The meaning problem is not yet solved. But here’s what I think we can say: the meaning of something to you is all about your webs of associations, based on the whole history of your life experiences.
Imagine I were to take a piece of cloth, put some colored pigments on it, and display it to your visual system. Is that likely to trigger memories and fire up your imagination? Well, probably not, because it’s just a piece of cloth, right?
But now imagine that those pigments on a cloth are arranged into a pattern of a national flag. Almost certainly that sight will trigger something for you – but the specific meaning is unique to your history of experiences. You don’t perceive objects as they are. You perceive them as you are.
Each of us is on our own trajectory – steered by our genes and our experiences – and as a result every brain has a different internal life. Brains are as unique as snowflakes.

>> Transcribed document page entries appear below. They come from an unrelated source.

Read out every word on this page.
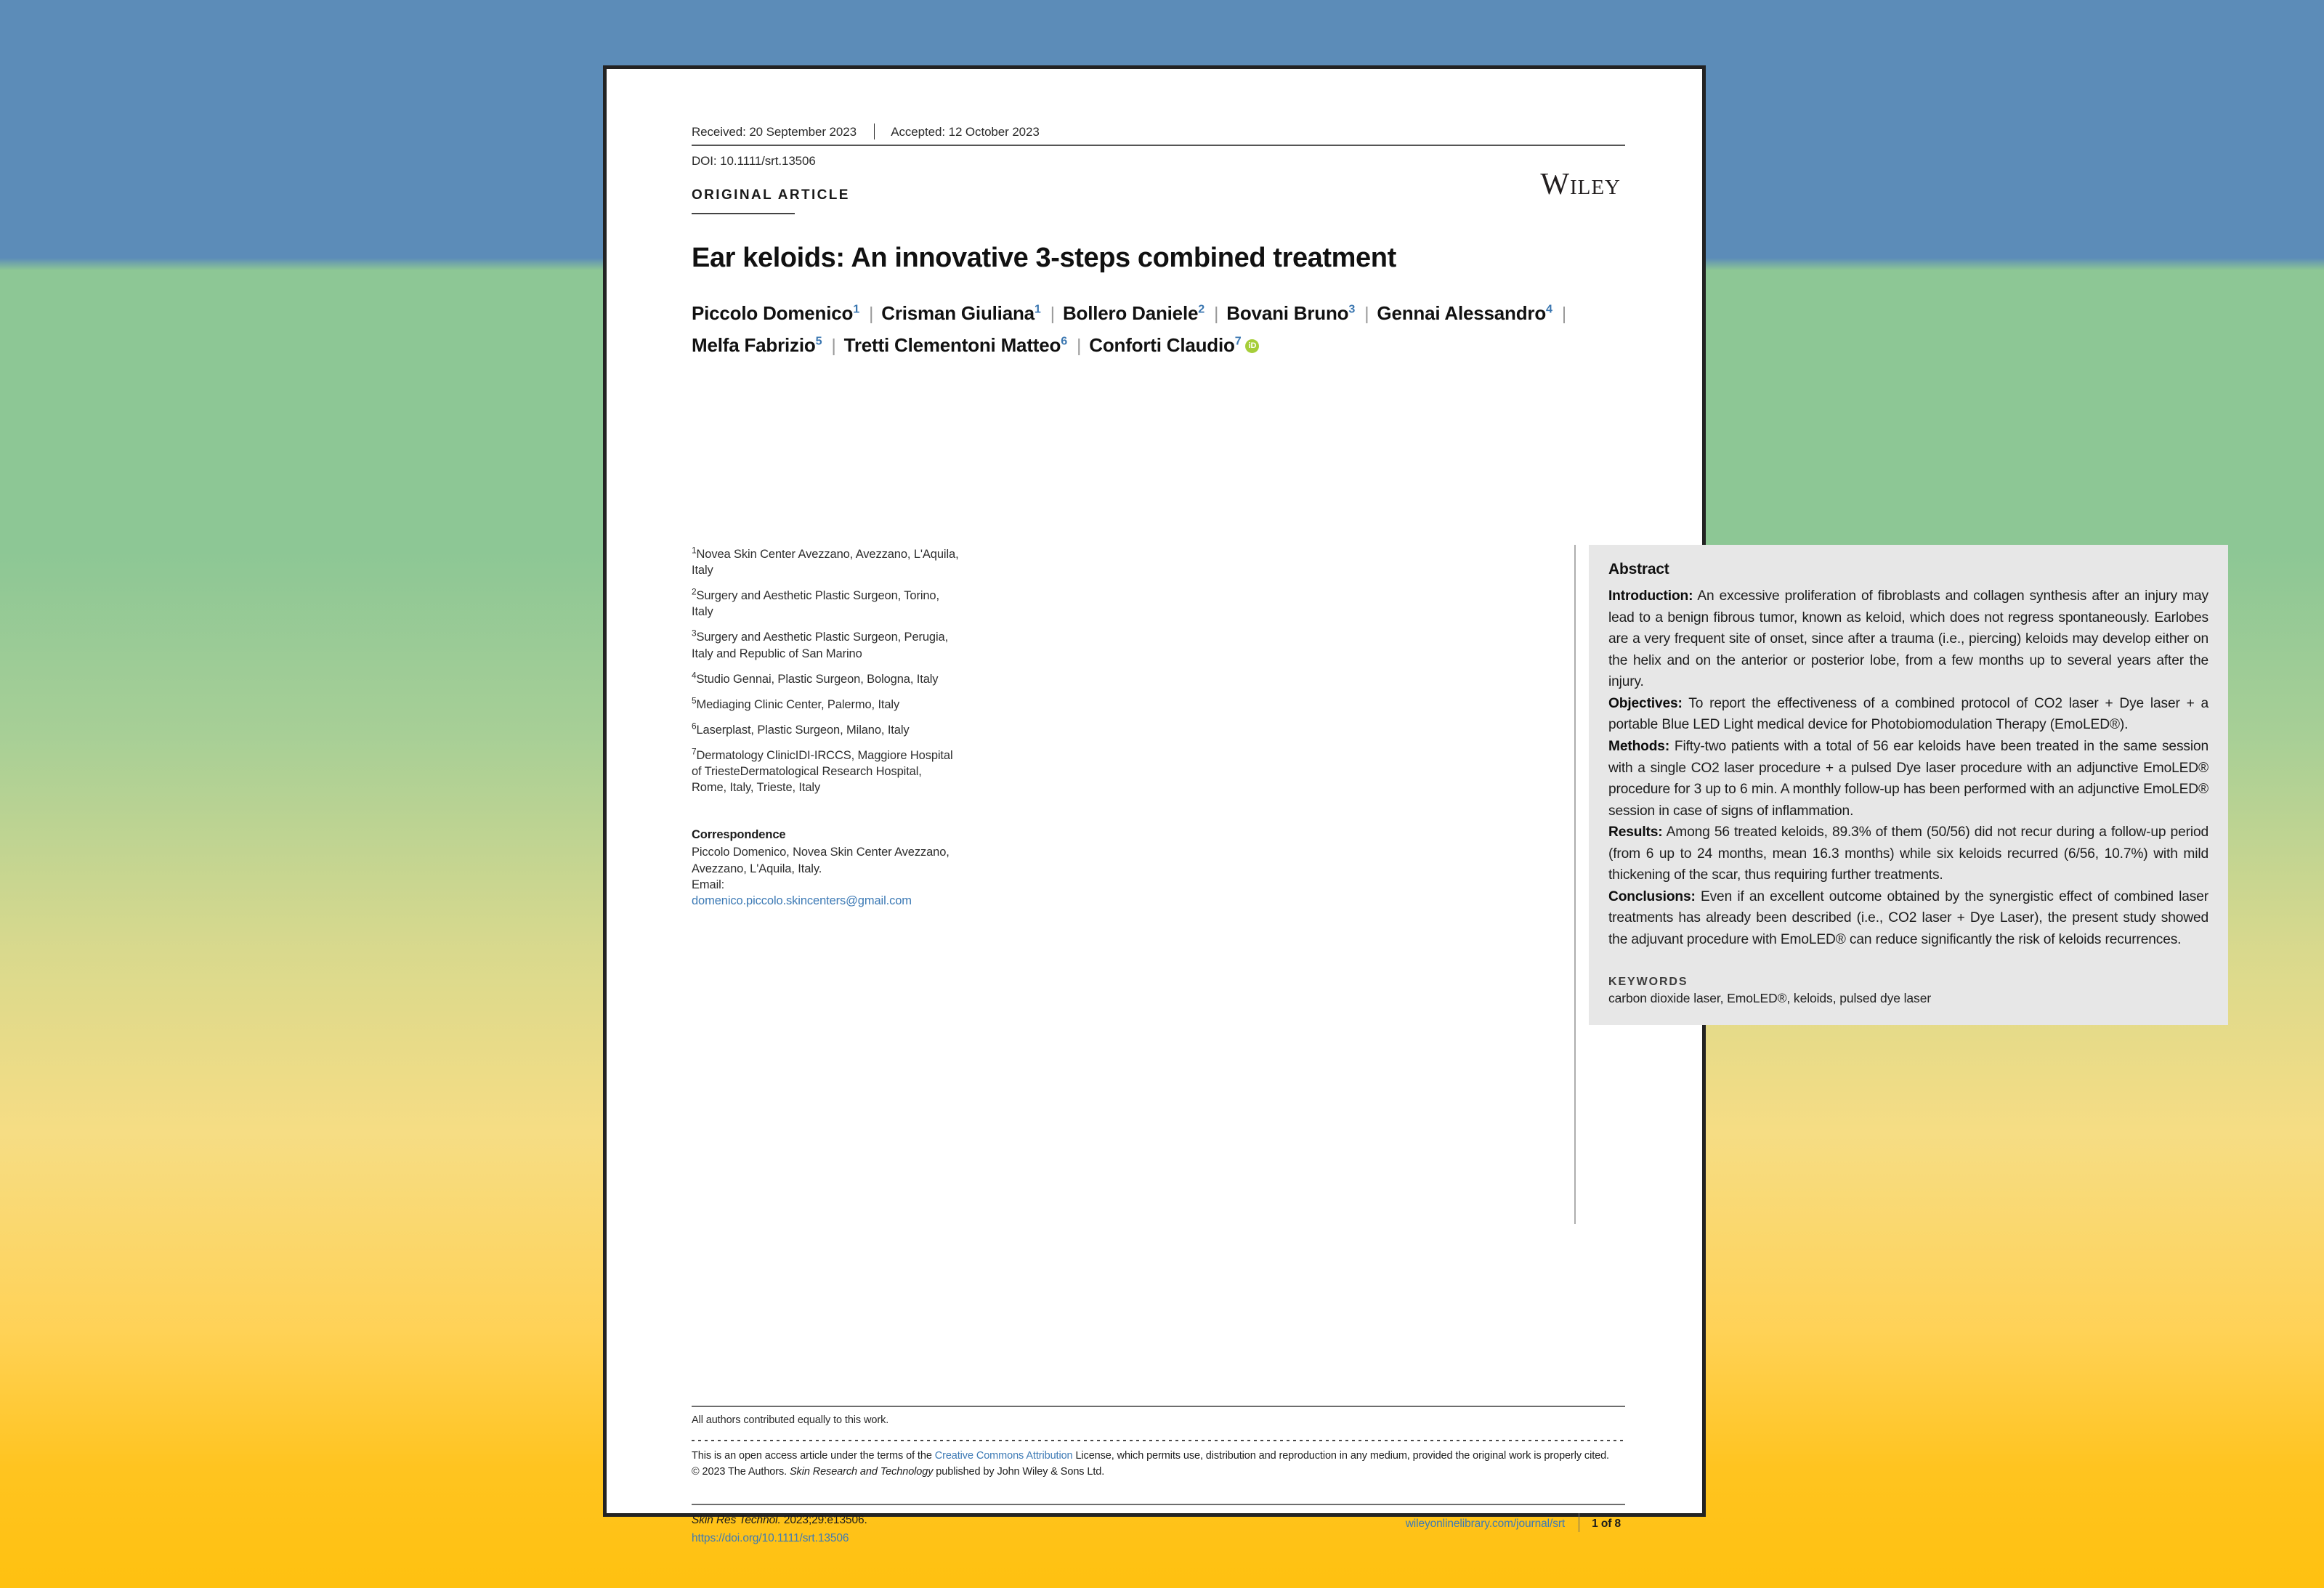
Received: 20 September 2023	Accepted: 12 October 2023
DOI: 10.1111/srt.13506
ORIGINAL ARTICLE	Wiley
Ear keloids: An innovative 3-steps combined treatment
Piccolo Domenico$^1$ | Crisman Giuliana$^1$ | Bollero Daniele$^2$ | Bovani Bruno$^3$ | Gennai Alessandro$^4$ |Melfa Fabrizio$^5$ | Tretti Clementoni Matteo$^6$ | Conforti Claudio$^7$iD
$^1$Novea Skin Center Avezzano, Avezzano, L'Aquila, Italy
$^2$Surgery and Aesthetic Plastic Surgeon, Torino, Italy
$^3$Surgery and Aesthetic Plastic Surgeon, Perugia, Italy and Republic of San Marino
$^4$Studio Gennai, Plastic Surgeon, Bologna, Italy
$^5$Mediaging Clinic Center, Palermo, Italy
$^6$Laserplast, Plastic Surgeon, Milano, Italy
$^7$Dermatology ClinicIDI-IRCCS, Maggiore Hospital of TriesteDermatological Research Hospital, Rome, Italy, Trieste, Italy
Correspondence
Piccolo Domenico, Novea Skin Center Avezzano, Avezzano, L'Aquila, Italy.
Email:
domenico.piccolo.skincenters@gmail.com
Abstract

Introduction: An excessive proliferation of fibroblasts and collagen synthesis after an injury may lead to a benign fibrous tumor, known as keloid, which does not regress spontaneously. Earlobes are a very frequent site of onset, since after a trauma (i.e., piercing) keloids may develop either on the helix and on the anterior or posterior lobe, from a few months up to several years after the injury.

Objectives: To report the effectiveness of a combined protocol of CO2 laser + Dye laser + a portable Blue LED Light medical device for Photobiomodulation Therapy (EmoLED®).

Methods: Fifty-two patients with a total of 56 ear keloids have been treated in the same session with a single CO2 laser procedure + a pulsed Dye laser procedure with an adjunctive EmoLED® procedure for 3 up to 6 min. A monthly follow-up has been performed with an adjunctive EmoLED® session in case of signs of inflammation.

Results: Among 56 treated keloids, 89.3% of them (50/56) did not recur during a follow-up period (from 6 up to 24 months, mean 16.3 months) while six keloids recurred (6/56, 10.7%) with mild thickening of the scar, thus requiring further treatments.

Conclusions: Even if an excellent outcome obtained by the synergistic effect of combined laser treatments has already been described (i.e., CO2 laser + Dye Laser), the present study showed the adjuvant procedure with EmoLED® can reduce significantly the risk of keloids recurrences.

KEYWORDS
carbon dioxide laser, EmoLED®, keloids, pulsed dye laser
All authors contributed equally to this work.
This is an open access article under the terms of the Creative Commons Attribution License, which permits use, distribution and reproduction in any medium, provided the original work is properly cited.
© 2023 The Authors. Skin Research and Technology published by John Wiley & Sons Ltd.
Skin Res Technol. 2023;29:e13506.
https://doi.org/10.1111/srt.13506
wileyonlinelibrary.com/journal/srt 1 of 8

As your trillions of new connections continually form and re-form, the distinctive pattern means that no one like you has ever existed, or will ever exist again. The experience of your conscious awareness, right now, is unique to you.
And because the physical stuff is constantly changing, we are too. We’re not fixed. From cradle to grave, we are works in progress.
Your interpretation of physical objects has everything to do with the historical trajectory of your brain – and little to do with the objects themselves. These two rectangles contain nothing but arrangements of color. A dog would appreciate no meaningful difference between them. Whatever reaction you have to these is all about you, not them.